Lifschitz is now studying in Italy, and was back at the Wigmore on Wednesday, when he proved as unpredictable and variable as before. The first half, consisting of Beethoven's six Bagatelles, Op 126, and A major Sonata, Op 101, suggested a dark Odyssey of the spirit. He seemed to avoid anything conventionally expressive, feeling his way through the slower Bagatelles, with scarcely any pedal, as if trying to identify an object in the dark. His sound was sometimes huge, and his left hand sometimes heavy, but his mood was consistently detached, without any pretence at passion.

In the first movement of the Sonata, there was the same magnified articulation, like speaking a language to foreigners. The march of the second movement was scrupulously clear, recalling the punctilious perfection of the late Arturo Benedetti Michelangeli. The slow movement and finale were equally sober and objective. The word "dull" would be unfair, as Lifschitz was so committed and so honest.

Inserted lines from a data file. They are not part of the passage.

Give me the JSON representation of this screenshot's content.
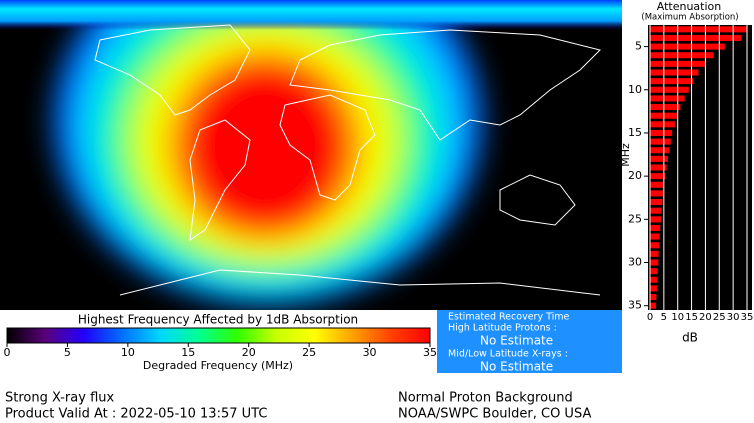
{
  "map": {
    "colorbar": {
      "title": "Highest Frequency Affected by 1dB Absorption",
      "label": "Degraded Frequency (MHz)",
      "lim": [
        0,
        35
      ],
      "ticks": [
        0,
        5,
        10,
        15,
        20,
        25,
        30,
        35
      ],
      "colors": [
        "#000000",
        "#5a007a",
        "#2200ff",
        "#0070ff",
        "#00d8ff",
        "#00ff90",
        "#30ff00",
        "#c8ff00",
        "#ffff00",
        "#ffa000",
        "#ff4000",
        "#ff0000"
      ]
    }
  },
  "recovery": {
    "title": "Estimated Recovery Time",
    "high_latitude_label": "High Latitude Protons :",
    "high_latitude_value": "No Estimate",
    "mid_low_label": "Mid/Low Latitude X-rays :",
    "mid_low_value": "No Estimate"
  },
  "footer": {
    "flux": "Strong X-ray flux",
    "valid": "Product Valid At : 2022-05-10 13:57 UTC",
    "proton": "Normal Proton Background",
    "source": "NOAA/SWPC Boulder, CO USA"
  },
  "chart_data": {
    "type": "bar",
    "title": "Attenuation",
    "subtitle": "(Maximum Absorption)",
    "x_label": "dB",
    "y_label": "MHz",
    "y": [
      3,
      4,
      5,
      6,
      7,
      8,
      9,
      10,
      11,
      12,
      13,
      14,
      15,
      16,
      17,
      18,
      19,
      20,
      21,
      22,
      23,
      24,
      25,
      26,
      27,
      28,
      29,
      30,
      31,
      32,
      33,
      34,
      35
    ],
    "values": [
      35,
      33,
      27,
      23,
      20,
      17.5,
      15.5,
      14,
      12.5,
      11,
      10,
      9,
      8,
      7.5,
      7,
      6.5,
      6,
      5.5,
      5,
      4.8,
      4.5,
      4.2,
      4,
      3.7,
      3.5,
      3.3,
      3.1,
      3,
      2.8,
      2.6,
      2.5,
      2.3,
      2.2
    ],
    "color": "#ff0000",
    "xlim": [
      0,
      35
    ],
    "xticks": [
      0,
      5,
      10,
      15,
      20,
      25,
      30,
      35
    ],
    "ylim": [
      2.5,
      35.5
    ],
    "yticks": [
      5,
      10,
      15,
      20,
      25,
      30,
      35
    ],
    "grid": true
  }
}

And yet, after the interval, a different musician seemed to be playing. Gone was the heavy left hand and in came more use of the pedal, as well as a range of feeling from passion to delicacy. The first of Schubert's four Impromptus, D899, was purposeful, with a sweeping sense of shape, minus the fussy rhythmic bulges that many pianists apply like digs in the ribs. Most of the expression in the melodious G flat major Impromptu was achieved through subtle variations of volume and balance, with a top line that was simple and sincere. The last was mellifluous and melting, without any prettification, its middle second section kept on the move, expressive but not squeezed for effect.

Nor, in the whirlwind of hell depicted in Liszt's Dante Sonata, did Lifschitz find any call for melodramatic caricature. This was serious business, done swift and straight. It did sound a bit congested at times, but no doubt hell is, and in the slow second theme, Lifschitz placed notes with an exact sense of weight and timing.

His range of sympathy extends far and wide, too, as he showed in his first encore, a lilting sonata by Scarlatti, which was followed by a deliciously evanescent performance of the Scherzo from Chopin's B minor Sonata.